THE BLOG
12/24/2013 12:08 pm ET | Updated Feb 23, 2014

AI Day Will Replace Christmas as the Most Important Holiday in Less Than 25 Years

For a few billion people around the world, Christmas is the most important and relished holiday of the year. It's the day with the most gift-giving, the most family get-togethers, the most religious activities, and the most colorful fairy tales that children and adults almost universally embrace with sacred fervor. For many nations, no other day comes close to being as special. For this reason, it seems almost unimaginable that another day -- especially an unknown one looming on the horizon -- will soon unseat Christmas as the most important day in the world. Nonetheless, for humanity, the course is set. The birth of an artificial intelligence equal or greater than that of human intelligence is coming. It's called AI Day. And once it arrives, it will rapidly usher in a new age.

For decades, the concept of a man-made intelligence matching or surpassing our own -- technically called AGI (artificial general intelligence) or Strong AI -- has been steeped in science fiction. Upon hearing the term AI, many people immediately think of the sentient computer HAL in Stanley Kubrick's masterpiece film 2001: A Space Odyssey. However, what most people fail to grasp is that once AI becomes self-aware and joins with the internet, it could grow its intelligence thousands of times in just mere days, perhaps hours. Frankly, it could quickly surpass all measurements of intelligence that humans are even capable of monitoring and recognizing.

"I think that Ray Kurzweil's estimate that we will achieve human-level Artificial General Intelligence by around 2029 is a reasonable guesstimate," says Dr. Ben Goertzel.

Originally a math PhD, Goertzel is now a multidisciplinary scientist, author, and entrepreneur. He currently serves as chief scientist of Hong Kong financial firm Aidyia Holdings, chairman of the Artificial General Intelligence Society, and leader of the OpenCog AGI project.

"It could take longer than 2029," Goertzel continues, "if economic troubles prevail or technical problems prove thornier than anticipated. On the other hand, I also think a concerted and well-funded effort by the right people could make it happen before 2020."
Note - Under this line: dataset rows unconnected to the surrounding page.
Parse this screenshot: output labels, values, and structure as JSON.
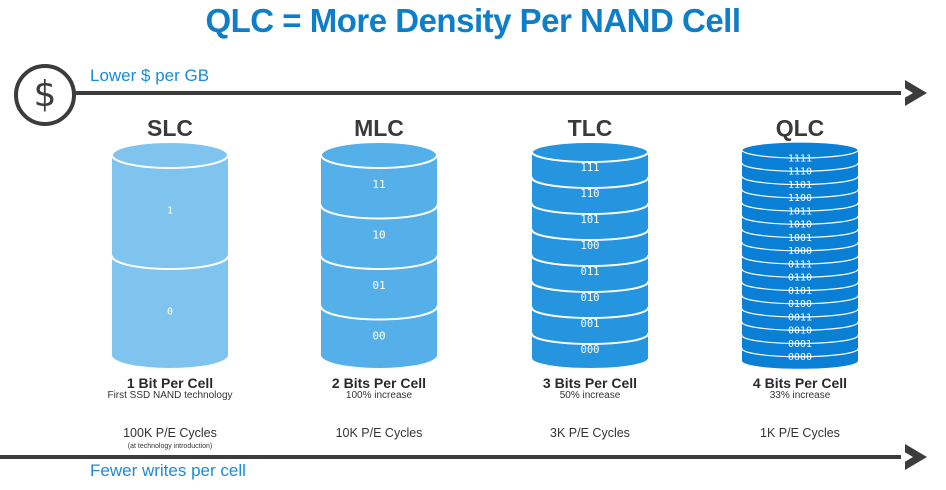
{
  "title": "QLC = More Density Per NAND Cell",
  "top_axis": {
    "label": "Lower $ per GB",
    "icon": "dollar-icon",
    "symbol": "$"
  },
  "bottom_axis": {
    "label": "Fewer writes per cell"
  },
  "colors": {
    "title": "#0e7ec9",
    "slc": "#7ec4ee",
    "mlc": "#55b0ea",
    "tlc": "#2595e0",
    "qlc": "#0a7fd6",
    "arrow": "#3c3c3c"
  },
  "cells": [
    {
      "name": "SLC",
      "bits": "1 Bit Per Cell",
      "note": "First SSD NAND technology",
      "pe": "100K P/E Cycles",
      "pe_note": "(at technology introduction)",
      "levels": [
        "1",
        "0"
      ]
    },
    {
      "name": "MLC",
      "bits": "2 Bits Per Cell",
      "note": "100% increase",
      "pe": "10K P/E Cycles",
      "pe_note": "",
      "levels": [
        "11",
        "10",
        "01",
        "00"
      ]
    },
    {
      "name": "TLC",
      "bits": "3 Bits Per Cell",
      "note": "50% increase",
      "pe": "3K P/E Cycles",
      "pe_note": "",
      "levels": [
        "111",
        "110",
        "101",
        "100",
        "011",
        "010",
        "001",
        "000"
      ]
    },
    {
      "name": "QLC",
      "bits": "4 Bits Per Cell",
      "note": "33% increase",
      "pe": "1K P/E Cycles",
      "pe_note": "",
      "levels": [
        "1111",
        "1110",
        "1101",
        "1100",
        "1011",
        "1010",
        "1001",
        "1000",
        "0111",
        "0110",
        "0101",
        "0100",
        "0011",
        "0010",
        "0001",
        "0000"
      ]
    }
  ]
}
Some religious people, anti-transhumanists, and neo-Luddites complain that an advanced AI will rapidly destroy human civilization. In my novel The Transhumanist Wager, the evangelical antagonist philosophizes that the first AI will naturally evolve into the Antichrist and bring Armageddon. Most scientists, technologists, and artificial intelligence experts find those worries laughable. Most of them think that AI will usher in a new age of scientific discovery, medical advancement, and technological sophistication only imagined before in science fiction. Some philosophers and futurists think that within the first few years of advanced AI appearing, it will expand learning so far that all important science, technology, and engineering texts will need to be completely rewritten.

The challenge of the human species is to not let this kind of AI get beyond our controls; to have adequate safety measures and kill-switches built in. Such measures would not be dissimilar from how civilization delicately handles nuclear weaponry, which some political experts believe have staved off world wars in the last half-century.

The human race's other challenge is how to merge directly with AI, to discover the technology and build apparatuses to connect our brain's neural networks directly into such an intelligent machine.

Regardless what happens in the future, it's safe to say AI will not be an entity speaking to us in hackneyed parables, or telling us to pluck out our eyes and cut off our hands if we sin. It probably also won't threaten us with a hopeless fiery hell of eternal punishment for our lack of faith. It's far more likely the greatest tool our species has ever created will tell us how to end world poverty with inventive technologies, how to best fix the Earth of the environmental degradation we've caused, and how to heal ourselves of all disease and live indefinitely via radical science. Sure, there will be risks in keeping AI our friend and ally, but there will be even greater rewards in harnessing it and using it to advance civilization.

One thing is for sure, to the human species, the birth of an advanced artificial intelligence will become far more important than the birth of Christ. Christmas, if it survives at all, will be relegated to just another commercial and cultural holiday that superstores and big business thrive on. Meanwhile, reasonable people will celebrate AI Day, the real moment in history the savior of civilization was born.